The poultry trade behind the bird is dated. The Poulet de Bresse received French AOC recognition in 1957, the first French poultry breed protected under appellation law, with the European Union confirming the cooperative breed registration as a Protected Designation of Origin in 1996. The Loué cooperative, founded in the Sarthe region in 1958 as Les Fermiers de Loué, took French Label Rouge certification for its free-range chicken in 1965, the first Label Rouge issued to a poultry producer. The Label Rouge French quality mark for free-range chicken set the standard the chain-boulangerie chicken sandwich is built on; the chain-bakery sandwich uses commodity chicken rather than the named Bresse or Loué bird, but the protected breeds set the working reference the slate is measured against.
The chain-bakery sandwich category that turned the boulangerie counter into a national chilled-shelf market is dated more recently.
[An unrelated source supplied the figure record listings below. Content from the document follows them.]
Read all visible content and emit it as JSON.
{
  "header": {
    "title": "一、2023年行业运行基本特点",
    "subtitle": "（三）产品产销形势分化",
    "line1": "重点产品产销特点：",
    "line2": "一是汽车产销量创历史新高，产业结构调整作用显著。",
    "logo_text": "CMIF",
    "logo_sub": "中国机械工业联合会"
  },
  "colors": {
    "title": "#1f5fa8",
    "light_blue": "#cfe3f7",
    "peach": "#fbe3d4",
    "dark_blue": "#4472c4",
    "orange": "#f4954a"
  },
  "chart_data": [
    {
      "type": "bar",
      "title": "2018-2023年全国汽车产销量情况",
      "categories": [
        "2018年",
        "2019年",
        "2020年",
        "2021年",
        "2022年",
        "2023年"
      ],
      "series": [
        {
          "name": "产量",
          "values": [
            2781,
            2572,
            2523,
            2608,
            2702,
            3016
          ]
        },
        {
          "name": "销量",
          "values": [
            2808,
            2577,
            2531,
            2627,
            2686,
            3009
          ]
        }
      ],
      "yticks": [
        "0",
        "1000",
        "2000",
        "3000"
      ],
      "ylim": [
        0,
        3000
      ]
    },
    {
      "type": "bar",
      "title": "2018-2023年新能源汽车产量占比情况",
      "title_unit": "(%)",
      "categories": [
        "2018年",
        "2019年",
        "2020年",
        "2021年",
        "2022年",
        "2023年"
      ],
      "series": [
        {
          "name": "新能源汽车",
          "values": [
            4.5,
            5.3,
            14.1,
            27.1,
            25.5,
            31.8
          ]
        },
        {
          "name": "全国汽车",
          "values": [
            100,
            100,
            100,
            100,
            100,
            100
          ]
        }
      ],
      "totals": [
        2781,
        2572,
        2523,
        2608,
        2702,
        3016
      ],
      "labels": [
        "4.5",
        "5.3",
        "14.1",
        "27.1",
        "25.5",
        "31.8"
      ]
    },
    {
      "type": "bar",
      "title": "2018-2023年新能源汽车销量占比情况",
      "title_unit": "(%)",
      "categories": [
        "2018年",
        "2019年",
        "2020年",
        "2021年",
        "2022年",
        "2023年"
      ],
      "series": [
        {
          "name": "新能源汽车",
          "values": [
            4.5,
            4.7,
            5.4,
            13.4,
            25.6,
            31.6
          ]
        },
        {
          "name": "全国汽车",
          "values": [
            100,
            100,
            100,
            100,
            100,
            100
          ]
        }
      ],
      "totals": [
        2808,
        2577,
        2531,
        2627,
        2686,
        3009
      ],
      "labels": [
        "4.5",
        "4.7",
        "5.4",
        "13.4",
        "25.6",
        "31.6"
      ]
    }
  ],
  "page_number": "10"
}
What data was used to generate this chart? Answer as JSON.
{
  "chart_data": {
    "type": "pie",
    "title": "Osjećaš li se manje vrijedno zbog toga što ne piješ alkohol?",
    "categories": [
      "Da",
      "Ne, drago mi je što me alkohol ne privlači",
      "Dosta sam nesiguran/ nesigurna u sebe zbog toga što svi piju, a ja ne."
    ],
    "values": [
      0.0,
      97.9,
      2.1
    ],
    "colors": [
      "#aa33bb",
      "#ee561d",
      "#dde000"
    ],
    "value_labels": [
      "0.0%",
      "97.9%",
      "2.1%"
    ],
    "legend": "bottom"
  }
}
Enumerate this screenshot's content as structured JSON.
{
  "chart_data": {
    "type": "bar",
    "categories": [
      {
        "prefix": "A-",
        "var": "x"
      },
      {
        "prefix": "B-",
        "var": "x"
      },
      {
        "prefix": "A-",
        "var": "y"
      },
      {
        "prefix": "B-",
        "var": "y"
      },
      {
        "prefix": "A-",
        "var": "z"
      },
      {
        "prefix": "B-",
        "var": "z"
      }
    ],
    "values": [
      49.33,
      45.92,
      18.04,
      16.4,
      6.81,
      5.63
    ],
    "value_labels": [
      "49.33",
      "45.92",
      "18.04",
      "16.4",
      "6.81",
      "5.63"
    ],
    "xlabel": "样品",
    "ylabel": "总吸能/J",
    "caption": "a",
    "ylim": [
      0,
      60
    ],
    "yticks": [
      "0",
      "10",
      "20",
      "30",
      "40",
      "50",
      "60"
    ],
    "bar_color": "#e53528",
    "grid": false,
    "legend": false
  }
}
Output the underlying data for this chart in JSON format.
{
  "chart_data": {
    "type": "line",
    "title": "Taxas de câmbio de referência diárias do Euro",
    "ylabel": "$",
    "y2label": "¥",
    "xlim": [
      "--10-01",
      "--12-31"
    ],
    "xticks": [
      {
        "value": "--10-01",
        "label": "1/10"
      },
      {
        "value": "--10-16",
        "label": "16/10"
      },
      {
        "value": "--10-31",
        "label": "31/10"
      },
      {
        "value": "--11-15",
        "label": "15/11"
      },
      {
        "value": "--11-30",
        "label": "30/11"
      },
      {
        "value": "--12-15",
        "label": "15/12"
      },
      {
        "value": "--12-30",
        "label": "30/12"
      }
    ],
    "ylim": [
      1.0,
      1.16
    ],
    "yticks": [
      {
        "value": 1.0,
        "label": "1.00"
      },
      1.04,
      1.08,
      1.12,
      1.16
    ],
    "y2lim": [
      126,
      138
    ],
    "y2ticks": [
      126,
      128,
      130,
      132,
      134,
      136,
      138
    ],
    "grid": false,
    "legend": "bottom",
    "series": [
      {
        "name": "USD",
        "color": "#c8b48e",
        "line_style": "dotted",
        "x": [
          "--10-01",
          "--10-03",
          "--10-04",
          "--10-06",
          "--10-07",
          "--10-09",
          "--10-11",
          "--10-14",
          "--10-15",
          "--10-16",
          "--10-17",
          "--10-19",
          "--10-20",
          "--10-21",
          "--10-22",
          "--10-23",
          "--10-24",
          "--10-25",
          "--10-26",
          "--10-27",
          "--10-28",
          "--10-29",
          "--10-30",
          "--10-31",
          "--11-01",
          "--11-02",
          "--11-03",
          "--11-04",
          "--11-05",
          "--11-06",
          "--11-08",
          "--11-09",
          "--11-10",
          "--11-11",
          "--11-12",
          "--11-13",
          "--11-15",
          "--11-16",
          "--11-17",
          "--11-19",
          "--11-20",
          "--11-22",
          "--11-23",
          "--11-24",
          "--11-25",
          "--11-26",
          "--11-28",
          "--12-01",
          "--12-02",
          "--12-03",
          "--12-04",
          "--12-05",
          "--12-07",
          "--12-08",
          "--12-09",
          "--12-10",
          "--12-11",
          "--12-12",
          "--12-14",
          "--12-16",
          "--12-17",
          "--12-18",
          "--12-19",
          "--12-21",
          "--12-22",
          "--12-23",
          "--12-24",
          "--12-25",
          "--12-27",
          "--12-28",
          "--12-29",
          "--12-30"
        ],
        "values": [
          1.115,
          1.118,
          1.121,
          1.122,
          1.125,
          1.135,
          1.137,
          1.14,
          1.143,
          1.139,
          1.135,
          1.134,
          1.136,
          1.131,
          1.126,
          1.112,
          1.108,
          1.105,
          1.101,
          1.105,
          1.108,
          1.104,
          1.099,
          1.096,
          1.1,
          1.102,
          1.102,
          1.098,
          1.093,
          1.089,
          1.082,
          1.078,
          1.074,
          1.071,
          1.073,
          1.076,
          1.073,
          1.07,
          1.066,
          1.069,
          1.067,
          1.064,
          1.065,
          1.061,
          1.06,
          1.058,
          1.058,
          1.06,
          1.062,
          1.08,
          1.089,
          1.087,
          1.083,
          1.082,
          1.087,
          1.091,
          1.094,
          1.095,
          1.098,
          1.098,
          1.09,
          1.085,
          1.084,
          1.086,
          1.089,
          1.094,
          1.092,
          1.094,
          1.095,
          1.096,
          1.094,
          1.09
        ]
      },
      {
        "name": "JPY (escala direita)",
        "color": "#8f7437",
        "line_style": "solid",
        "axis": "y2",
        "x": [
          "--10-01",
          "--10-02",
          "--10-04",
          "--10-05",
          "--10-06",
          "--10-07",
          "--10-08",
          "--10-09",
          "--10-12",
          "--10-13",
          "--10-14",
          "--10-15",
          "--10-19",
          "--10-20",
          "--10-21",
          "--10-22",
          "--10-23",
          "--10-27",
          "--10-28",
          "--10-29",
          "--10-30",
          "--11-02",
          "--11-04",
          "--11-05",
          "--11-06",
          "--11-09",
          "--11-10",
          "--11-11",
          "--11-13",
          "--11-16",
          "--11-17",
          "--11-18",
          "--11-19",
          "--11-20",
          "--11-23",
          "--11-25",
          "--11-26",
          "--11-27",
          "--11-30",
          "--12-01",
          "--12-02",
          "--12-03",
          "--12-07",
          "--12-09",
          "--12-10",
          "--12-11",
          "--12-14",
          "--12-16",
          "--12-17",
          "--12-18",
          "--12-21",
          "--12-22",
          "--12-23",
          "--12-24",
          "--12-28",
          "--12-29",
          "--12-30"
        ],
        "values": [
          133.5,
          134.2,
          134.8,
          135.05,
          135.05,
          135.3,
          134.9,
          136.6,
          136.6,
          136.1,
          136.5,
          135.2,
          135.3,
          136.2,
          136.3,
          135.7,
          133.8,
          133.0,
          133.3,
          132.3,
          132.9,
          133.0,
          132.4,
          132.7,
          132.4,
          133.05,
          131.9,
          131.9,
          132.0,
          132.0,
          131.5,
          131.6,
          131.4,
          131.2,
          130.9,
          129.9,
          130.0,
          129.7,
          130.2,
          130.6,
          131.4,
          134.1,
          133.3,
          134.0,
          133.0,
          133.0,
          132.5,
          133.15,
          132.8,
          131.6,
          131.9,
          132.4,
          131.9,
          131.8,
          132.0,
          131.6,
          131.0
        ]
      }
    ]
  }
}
The Paris chain Pomme de Pain opened in 1981 as the first French bakery chain organised around the chilled-shelf sandwich; Brioche Dorée under the Le Duff Group opened in 1976 and added a standing sandwich counter through the 1980s; Paul, the older Lille-founded bakery now under the Holder Group, ran a sandwich counter in its modern format from the 1990s. Class'Croute, founded in Paris in 1986 by Jean-Pierre Boucher, ran the chilled-shelf chicken sandwich as a standing menu item from its first branches and remains the office-delivery reference. By the late 2010s the Gira Conseil sandwich-trade survey counted the French sandwich market at 2.5 billion units sold annually, with the chain Brioche Dorée alone reporting over 350 standing French branches and the chicken family the second-largest chilled-shelf filling behind the jambon de Paris.